Pan-vertebrate comparative genomics unmasks retrovirus macroevolution

Abstract

Although extensive research has demonstrated host-retrovirus microevolutionary dynamics, it has been difficult to gain a deeper understanding of the macroevolutionary patterns of host-retrovirus interactions. Here we use recent technological advances to infer broad patterns in retroviral diversity, evolution, and host-virus relationships by using a large-scale phylogenomic approach using endogenous retroviruses (ERVs). Retroviruses insert a proviral DNA copy into the host cell genome to produce new viruses. ERVs are provirus insertions in germline cells that are inherited down the host lineage and consequently present a record of past host-viral associations. By mining ERVs from 65 host genomes sampled across vertebrate diversity, we uncover a great diversity of ERVs, indicating that retroviral sequences are much more prevalent and widespread across vertebrates than previously appreciated. The majority of ERV clades that we recover do not contain known retroviruses, implying either that retroviral lineages are highly transient over evolutionary time or that a considerable number of retroviruses remain to be identified. By characterizing the distribution of ERVs, we show that no major vertebrate lineage has escaped retroviral activity and that retroviruses are extreme host generalists, having an unprecedented ability for rampant host switching among distantly related vertebrates. In addition, we examine whether the distribution of ERVs can be explained by host factors predicted to influence viral transmission and find that internal fertilization has a pronounced effect on retroviral colonization of host genomes. By capturing the mode and pattern of retroviral evolution and contrasting ERV diversity with known retroviral diversity, our study provides a cohesive framework to understand host-virus coevolution better.

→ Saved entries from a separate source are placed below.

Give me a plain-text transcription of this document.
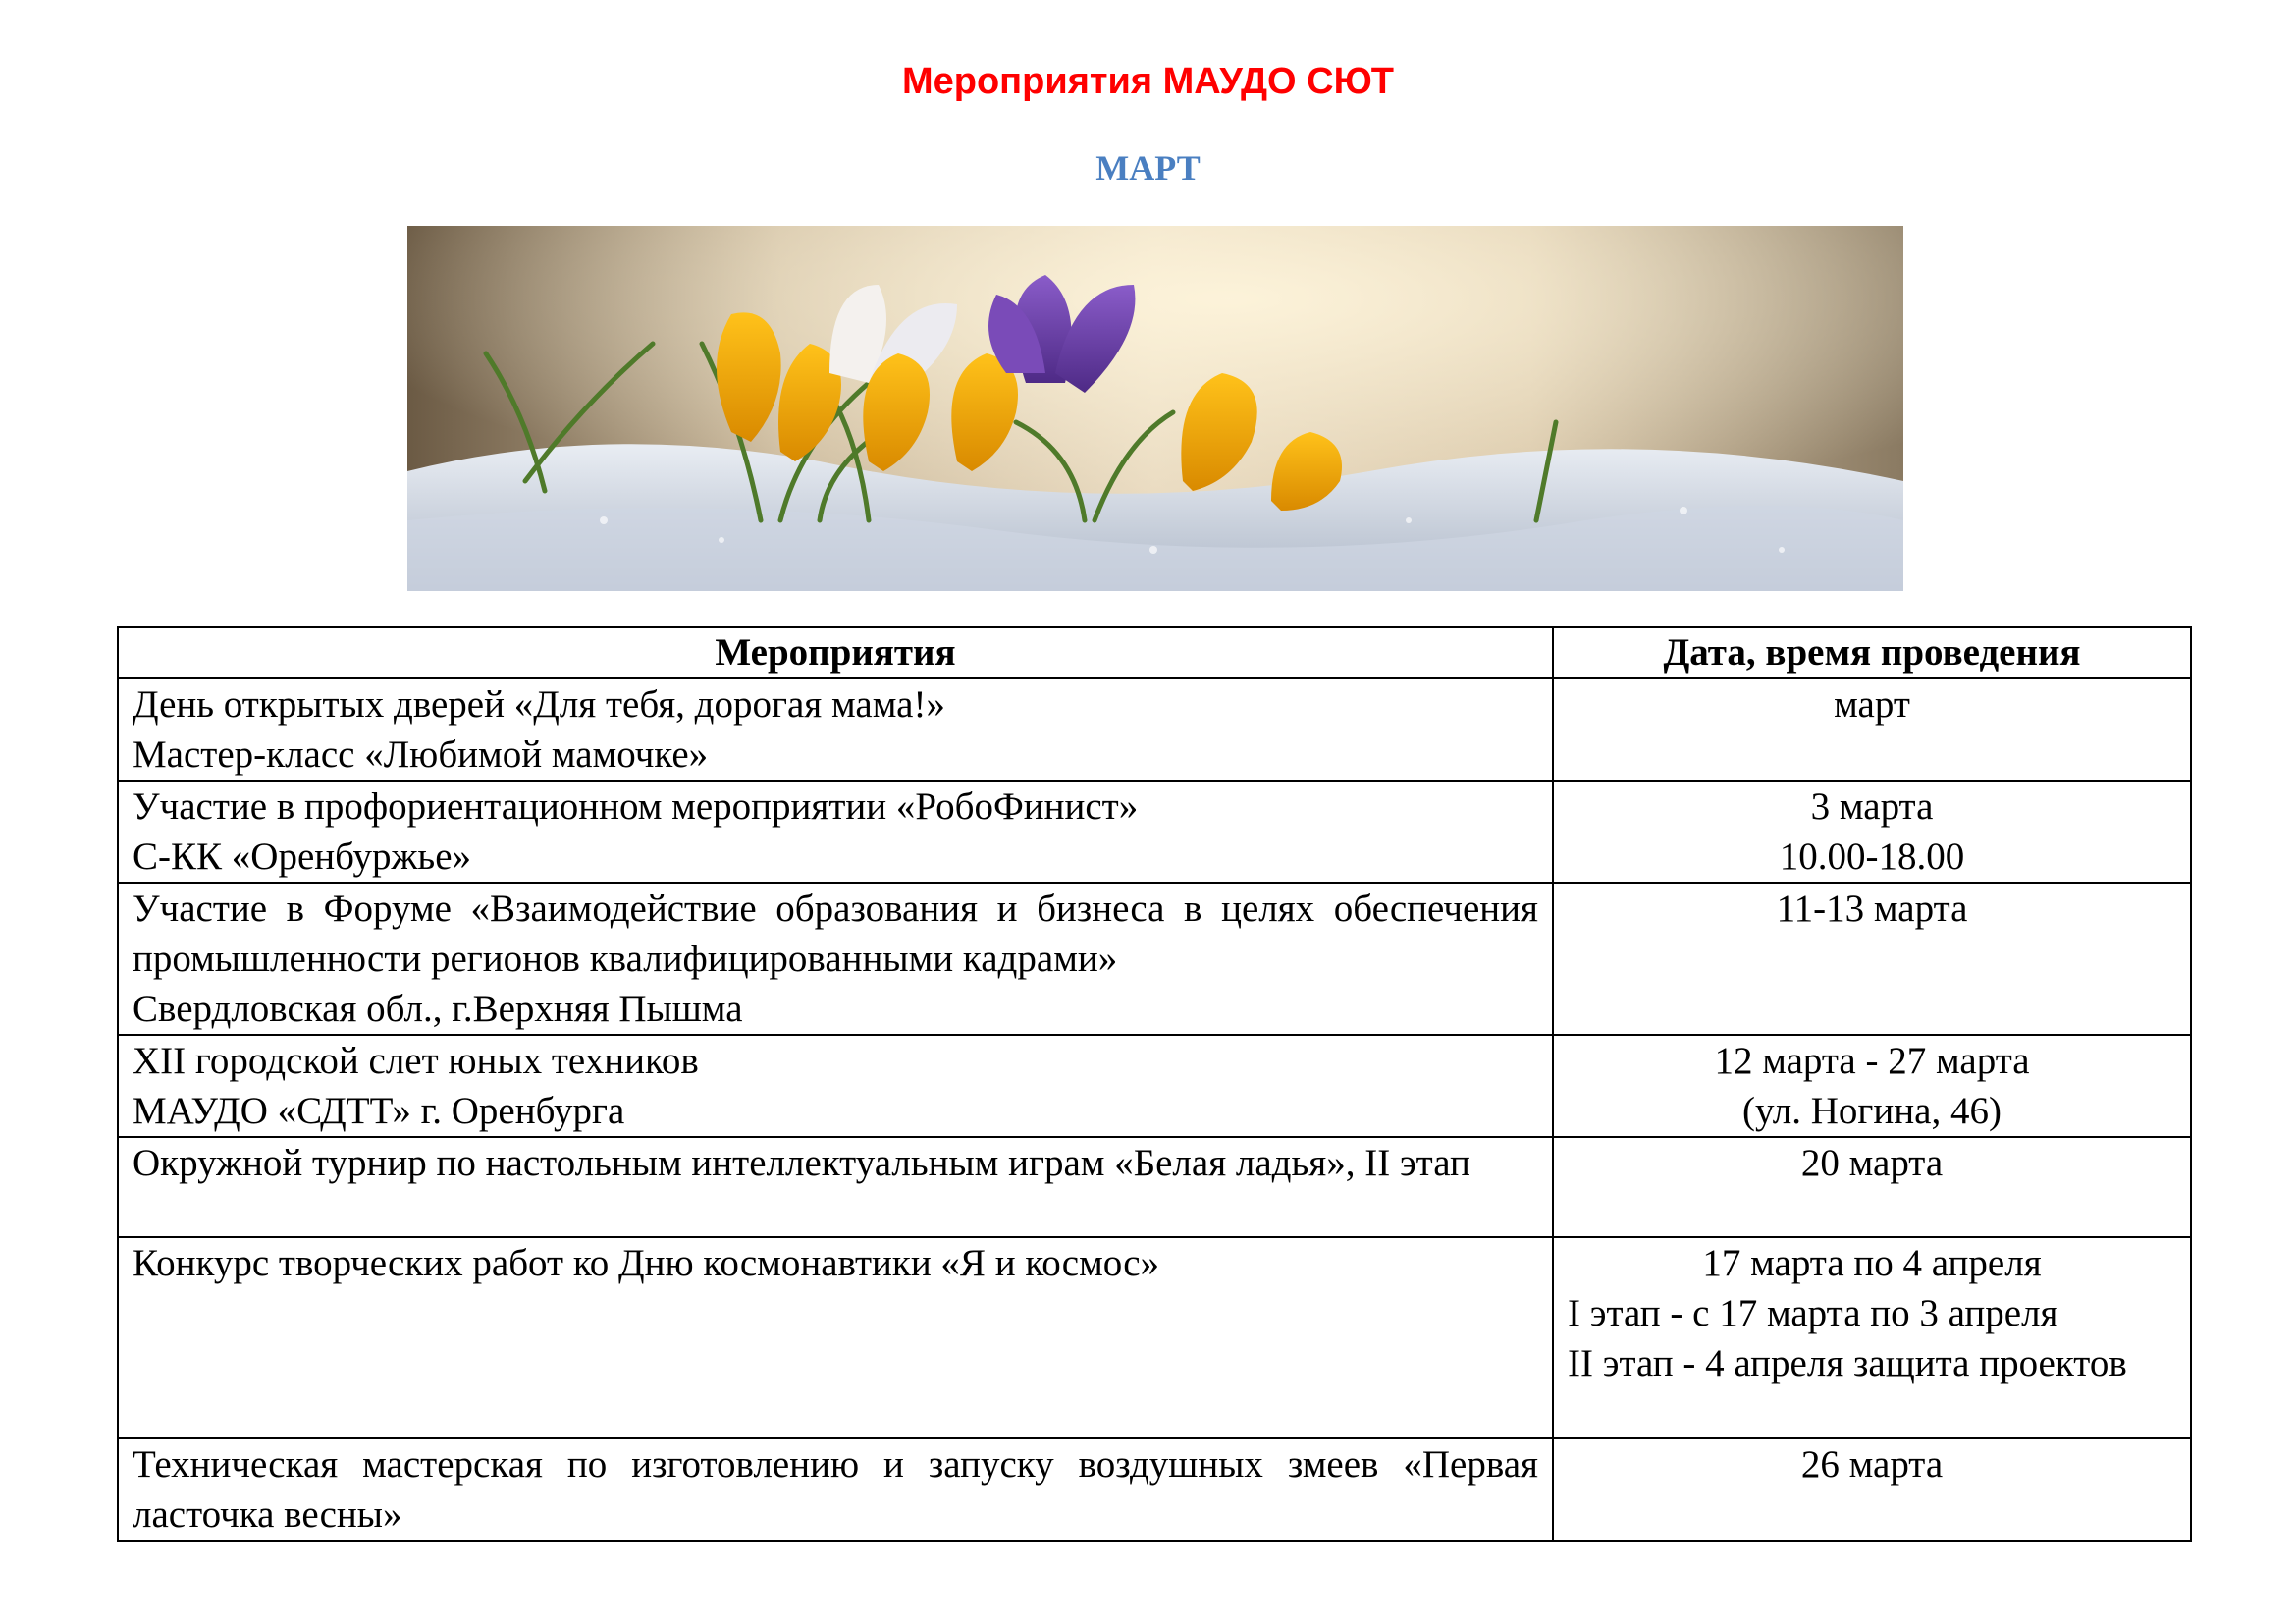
Мероприятия МАУДО СЮТ
МАРТ
Мероприятия	Дата, время проведения

День открытых дверей «Для тебя, дорогая мама!»
Мастер-класс «Любимой мамочке»	март

Участие в профориентационном мероприятии «РобоФинист»
С-КК «Оренбуржье»	3 марта
10.00-18.00

Участие в Форуме «Взаимодействие образования и бизнеса в целях обеспечения промышленности регионов квалифицированными кадрами»
Свердловская обл., г.Верхняя Пышма	11-13 марта

XII городской слет юных техников
МАУДО «СДТТ» г. Оренбурга	12 марта - 27 марта
(ул. Ногина, 46)

Окружной турнир по настольным интеллектуальным играм «Белая ладья», II этап	20 марта

Конкурс творческих работ ко Дню космонавтики «Я и космос»	17 марта по 4 апреля
I этап - с 17 марта по 3 апреля
II этап - 4 апреля защита проектов

Техническая мастерская по изготовлению и запуску воздушных змеев «Первая ласточка весны»	26 марта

Keywords: endogenous retrovirus; evolution; phylogenetics; retrovirus; transmission.

Fig. 1.

Retroviral evolution, host switching, and composition. (A) Retroviral tree schematic derived from reference retroviruses and ERVs sampled from 65 vertebrate host genomes (Tables S1 and S2). Reference retroviruses for the seven genera of Retroviridae (1), to which we apply the retrovirus “-like” ERV nomenclature (ref. and Fig. S1), include, from the top, Gamma: murine leukemia virus (MLV), Epsilon: walleye dermal sarcoma virus (WDSV), Beta: mouse mammary tumor virus (MMTV), Alpha: avian leukosis virus (ALV), Lenti: HIV 1 (HIV1), Delta: human T-lymphotrophic virus 1 (HTLV1), and Spuma: simian foamy virus (SFV). The tree was rooted using C. elegans retrotransposon Cer1 (GenBank accession no. U15406) and additional gypsy/Ty3 sequences identified from the 65 analyzed vertebrate genomes. (B) Host switching estimated from the full retroviral phylogeny (Fig. S1). Bar graphs, numbers, and dashed lines indicate the frequency of switches and trends along the retrovirus phylogeny, with reference to switches between retroviral lineages and host classes, superorders, orders, and families, respectively, as shown in the key. (C) Abundance of classified ERVs in major retroviral lineages determined by phylogenetic analysis.

Fig. 2.

Distribution of major retroviral lineages present as ERVs within individual host genomes. Bar graphs indicate proportions of ERV groups (0–100%) within host genomes (Tables S1 and S2). The trend line in the upper panel indicates the number of classified ERVs for each genome along the host phylogeny.